The news comes after African refugees and human rights defenders staged weeks of protests, arguing that migrants sent back to Africa could face violence or other abuses.  The agreement announced Monday will send 16,000 African asylum seekers to Western countries such as Canada, Italy and Germany.

The U.N. refugee agency estimates that there are around 38,000 African asylum seekers currently in Israel, the majority of whom are from Eritrea and Sudan. Asylum seekers who are not relocated to Western countries will be permitted to stay in Israel for the next five years, Israeli Prime Minister Benjamin Netanyahu’s office said in a statement.

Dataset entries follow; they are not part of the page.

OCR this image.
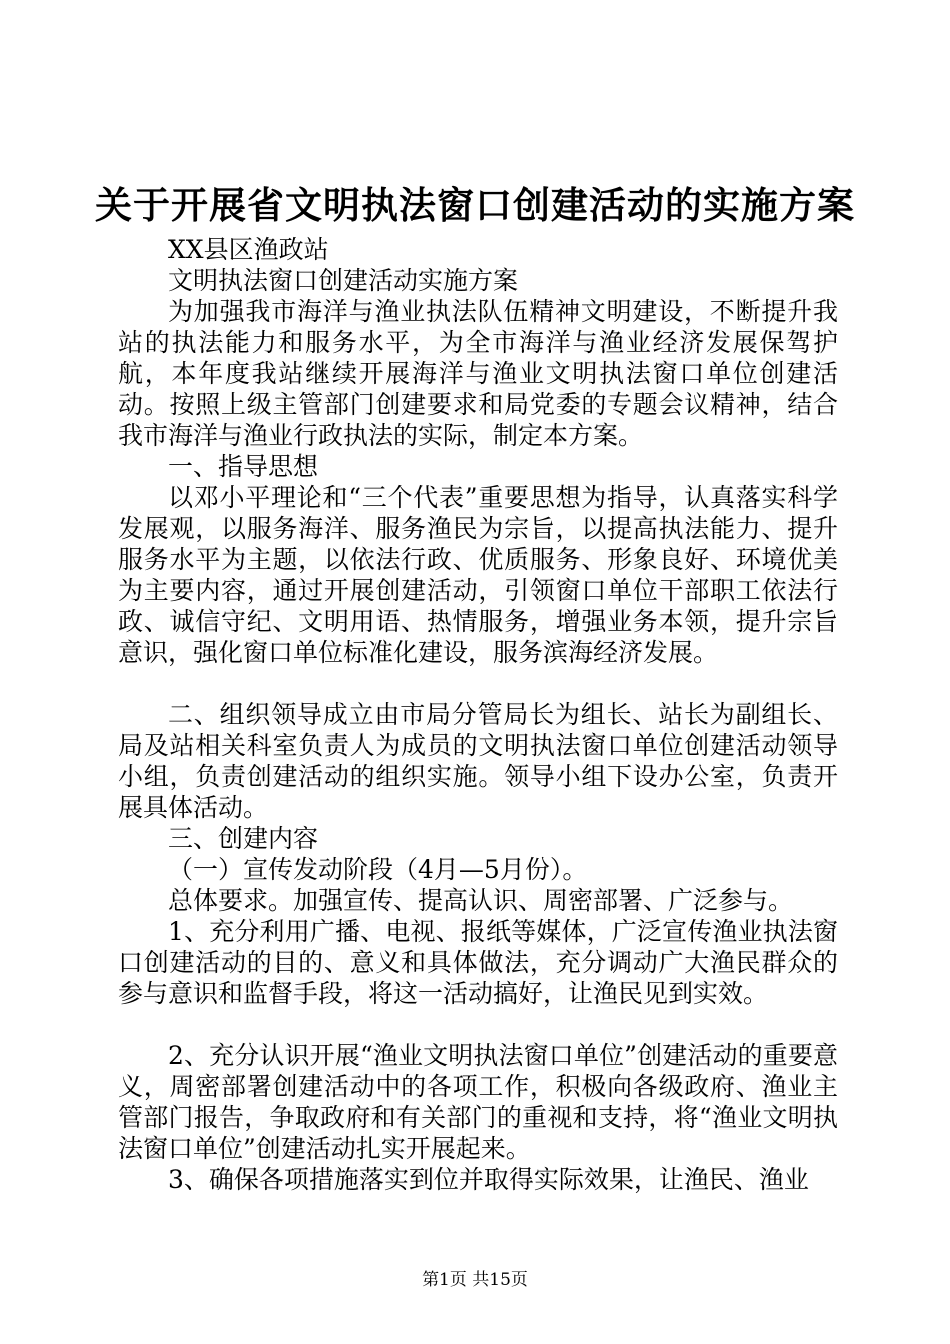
关于开展省文明执法窗口创建活动的实施方案

XX县区渔政站

文明执法窗口创建活动实施方案

为加强我市海洋与渔业执法队伍精神文明建设，不断提升我站的执法能力和服务水平，为全市海洋与渔业经济发展保驾护航，本年度我站继续开展海洋与渔业文明执法窗口单位创建活动。按照上级主管部门创建要求和局党委的专题会议精神，结合我市海洋与渔业行政执法的实际，制定本方案。

一、指导思想

以邓小平理论和“三个代表”重要思想为指导，认真落实科学发展观，以服务海洋、服务渔民为宗旨，以提高执法能力、提升服务水平为主题，以依法行政、优质服务、形象良好、环境优美为主要内容，通过开展创建活动，引领窗口单位干部职工依法行政、诚信守纪、文明用语、热情服务，增强业务本领，提升宗旨意识，强化窗口单位标准化建设，服务滨海经济发展。

二、组织领导成立由市局分管局长为组长、站长为副组长、局及站相关科室负责人为成员的文明执法窗口单位创建活动领导小组，负责创建活动的组织实施。领导小组下设办公室，负责开展具体活动。

三、创建内容

（一）宣传发动阶段（4月—5月份）。

总体要求。加强宣传、提高认识、周密部署、广泛参与。

1、充分利用广播、电视、报纸等媒体，广泛宣传渔业执法窗口创建活动的目的、意义和具体做法，充分调动广大渔民群众的参与意识和监督手段，将这一活动搞好，让渔民见到实效。

2、充分认识开展“渔业文明执法窗口单位”创建活动的重要意义，周密部署创建活动中的各项工作，积极向各级政府、渔业主管部门报告，争取政府和有关部门的重视和支持，将“渔业文明执法窗口单位”创建活动扎实开展起来。

3、确保各项措施落实到位并取得实际效果，让渔民、渔业

第1页 共15页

The announcement is a significant departure from the policies Netanyahu had touted just a month ago. Israel had told thousands of African migrants in February that they had to leave the country by April or they would be sent to prison. Israeli officials had said they would give migrants around $3,500 each to leave, either to their home country or to a third country in Africa like Uganda or Rwanda.

Netanyahu’s right-wing government had also dubbed the migrants “infiltrators” and argued that they were economic migrants seeking better opportunities instead of genuine refugees fleeing violence and persecution.

Some experts say that Netanyahu was pressured by far-right elements in his coalition government to expel the migrants in order to maintain the Jewish character of Israel. Demographics have been a point of contention in Israel since its founding, and some extremist elements advocate for non-Jews to be expelled from the country.

Human rights groups, however, challenged the government’s deportation plans in court. On March 15, Israel’s High Court issued a temporary ban on the deportation plan. Experts say that Monday’s announcement proves that civil society can make a difference when it comes to shifting public policy.

“Policy shifts like this can be surprising when they happen, but they underscore a key lesson. Pressure from civil society can make a difference,” Martin Edwards, a diplomacy expert at Seton Hall University’s School of Diplomacy and International Relations, told Newsweek. “Elected governments want to avoid looking bad as much as possible, and the optics of this were not favorable for the Netanyahu government. It’s a good lesson for activists around the world to learn: pressure can make a difference.”